Вечер за стенами замка наливался густой синевой, и первые звезды проклевывались искристыми зернами в темно-голубой акварельной глубине. На площади горели факела, освещая широкий круг близ высокого помоста, застеленного коврами цвета старого вина. Из распахнутых ворот дворца выдвинулась процессия с королем Леоном во главе – он шествовал по узкой дорожке, выстланной все такими же яркими – цветов его клана – коврами. Народ приветствовал своего государя восторженным гулом, но тот очень скоро стих – осталась только густая, растекающаяся, точно свежий мед, мелодия, что выводили музыканты, ждавшие своего часа в самой густой тени близ помоста. Гулкий рог, деревянная флейта, еще что-то незнакомое… сложная и тягучая, она заставила вслушиваться, замерев, в каждый звук.
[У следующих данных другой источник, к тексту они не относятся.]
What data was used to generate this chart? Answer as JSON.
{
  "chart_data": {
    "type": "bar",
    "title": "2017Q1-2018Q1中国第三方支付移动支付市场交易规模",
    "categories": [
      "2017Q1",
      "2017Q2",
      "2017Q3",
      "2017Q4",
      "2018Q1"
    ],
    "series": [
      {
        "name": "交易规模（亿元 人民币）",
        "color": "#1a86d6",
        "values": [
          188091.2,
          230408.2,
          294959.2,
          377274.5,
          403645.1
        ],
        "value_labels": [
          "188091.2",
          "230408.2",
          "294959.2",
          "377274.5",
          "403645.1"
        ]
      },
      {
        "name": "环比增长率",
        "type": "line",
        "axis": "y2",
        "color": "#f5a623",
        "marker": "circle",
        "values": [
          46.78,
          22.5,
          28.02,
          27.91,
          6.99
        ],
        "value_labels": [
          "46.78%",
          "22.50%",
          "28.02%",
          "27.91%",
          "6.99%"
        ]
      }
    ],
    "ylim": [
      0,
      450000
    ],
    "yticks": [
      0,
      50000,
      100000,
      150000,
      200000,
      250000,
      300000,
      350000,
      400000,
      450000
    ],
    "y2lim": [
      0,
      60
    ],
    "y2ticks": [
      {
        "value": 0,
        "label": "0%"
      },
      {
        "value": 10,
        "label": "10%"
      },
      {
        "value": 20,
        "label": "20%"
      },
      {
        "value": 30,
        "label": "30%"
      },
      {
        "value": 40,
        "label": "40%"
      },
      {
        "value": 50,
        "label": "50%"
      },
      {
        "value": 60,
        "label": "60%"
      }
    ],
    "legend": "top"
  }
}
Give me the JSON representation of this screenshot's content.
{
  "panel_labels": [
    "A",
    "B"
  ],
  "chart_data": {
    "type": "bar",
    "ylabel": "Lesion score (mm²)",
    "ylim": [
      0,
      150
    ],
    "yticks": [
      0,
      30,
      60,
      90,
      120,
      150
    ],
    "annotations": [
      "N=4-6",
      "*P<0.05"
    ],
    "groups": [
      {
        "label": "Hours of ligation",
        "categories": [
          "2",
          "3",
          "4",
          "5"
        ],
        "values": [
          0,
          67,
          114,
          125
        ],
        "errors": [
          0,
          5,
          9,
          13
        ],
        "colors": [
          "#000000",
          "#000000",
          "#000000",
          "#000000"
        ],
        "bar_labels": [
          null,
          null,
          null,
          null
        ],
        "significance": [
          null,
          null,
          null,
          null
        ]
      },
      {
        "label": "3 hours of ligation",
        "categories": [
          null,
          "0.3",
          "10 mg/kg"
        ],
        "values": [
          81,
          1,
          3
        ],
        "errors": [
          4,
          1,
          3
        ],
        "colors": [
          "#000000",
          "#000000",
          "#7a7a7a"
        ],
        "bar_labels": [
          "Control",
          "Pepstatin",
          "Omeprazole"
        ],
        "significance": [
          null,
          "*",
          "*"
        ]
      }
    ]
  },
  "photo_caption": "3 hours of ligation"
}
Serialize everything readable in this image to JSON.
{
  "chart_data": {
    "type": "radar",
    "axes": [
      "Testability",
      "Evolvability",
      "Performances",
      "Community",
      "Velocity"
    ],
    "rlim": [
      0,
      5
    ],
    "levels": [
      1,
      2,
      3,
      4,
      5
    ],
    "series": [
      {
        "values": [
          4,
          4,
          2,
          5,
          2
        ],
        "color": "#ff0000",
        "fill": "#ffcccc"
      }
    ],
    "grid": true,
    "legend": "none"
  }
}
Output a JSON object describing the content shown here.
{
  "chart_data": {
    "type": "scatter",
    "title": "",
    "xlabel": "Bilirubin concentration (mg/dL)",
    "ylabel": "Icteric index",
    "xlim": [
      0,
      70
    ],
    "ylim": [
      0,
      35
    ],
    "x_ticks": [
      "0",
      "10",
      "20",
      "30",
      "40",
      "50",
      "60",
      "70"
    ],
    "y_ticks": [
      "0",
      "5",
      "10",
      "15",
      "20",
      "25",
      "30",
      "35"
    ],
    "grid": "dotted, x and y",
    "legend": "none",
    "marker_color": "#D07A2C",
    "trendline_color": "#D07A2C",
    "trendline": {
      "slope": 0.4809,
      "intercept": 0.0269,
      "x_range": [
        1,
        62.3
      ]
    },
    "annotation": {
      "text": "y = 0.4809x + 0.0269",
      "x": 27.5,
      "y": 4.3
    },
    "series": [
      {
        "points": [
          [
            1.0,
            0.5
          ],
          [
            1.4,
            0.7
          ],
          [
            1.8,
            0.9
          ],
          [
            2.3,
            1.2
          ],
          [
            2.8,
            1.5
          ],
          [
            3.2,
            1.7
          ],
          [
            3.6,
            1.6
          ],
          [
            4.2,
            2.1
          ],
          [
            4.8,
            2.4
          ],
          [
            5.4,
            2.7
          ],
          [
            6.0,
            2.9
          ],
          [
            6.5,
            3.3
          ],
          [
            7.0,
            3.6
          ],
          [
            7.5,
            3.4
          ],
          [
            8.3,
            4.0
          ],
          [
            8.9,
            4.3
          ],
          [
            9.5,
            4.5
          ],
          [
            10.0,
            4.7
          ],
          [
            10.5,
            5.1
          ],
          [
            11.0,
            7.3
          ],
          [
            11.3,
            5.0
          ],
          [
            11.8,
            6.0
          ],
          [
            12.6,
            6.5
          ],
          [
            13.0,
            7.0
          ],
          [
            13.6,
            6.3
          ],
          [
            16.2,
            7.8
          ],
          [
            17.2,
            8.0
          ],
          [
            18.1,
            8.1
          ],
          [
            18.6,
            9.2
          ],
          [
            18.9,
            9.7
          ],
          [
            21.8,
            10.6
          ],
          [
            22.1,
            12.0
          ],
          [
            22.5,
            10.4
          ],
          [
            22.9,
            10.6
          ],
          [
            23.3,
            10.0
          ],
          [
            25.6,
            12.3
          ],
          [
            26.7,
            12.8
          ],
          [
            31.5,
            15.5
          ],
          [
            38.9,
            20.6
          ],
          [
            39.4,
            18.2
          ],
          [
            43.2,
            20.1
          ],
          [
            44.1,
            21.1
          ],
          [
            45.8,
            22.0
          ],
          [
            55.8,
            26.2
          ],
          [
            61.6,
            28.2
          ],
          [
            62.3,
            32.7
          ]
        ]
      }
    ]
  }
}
Лорд Леон Мааркан шел нарочито медленно, каждым движением вторя музыкальному рисунку. Когда напев стих до едва различимого, государь уже поднялся на возвышение и, повернувшись к народу, снял свою прежнюю корону – простой обруч с редкими зубцами, корону только восточных земель. Неведомо откуда – точно из мешанины факельных отсветов и теней – сгустился близ государя жрец – алое с белым, черная сердцевина.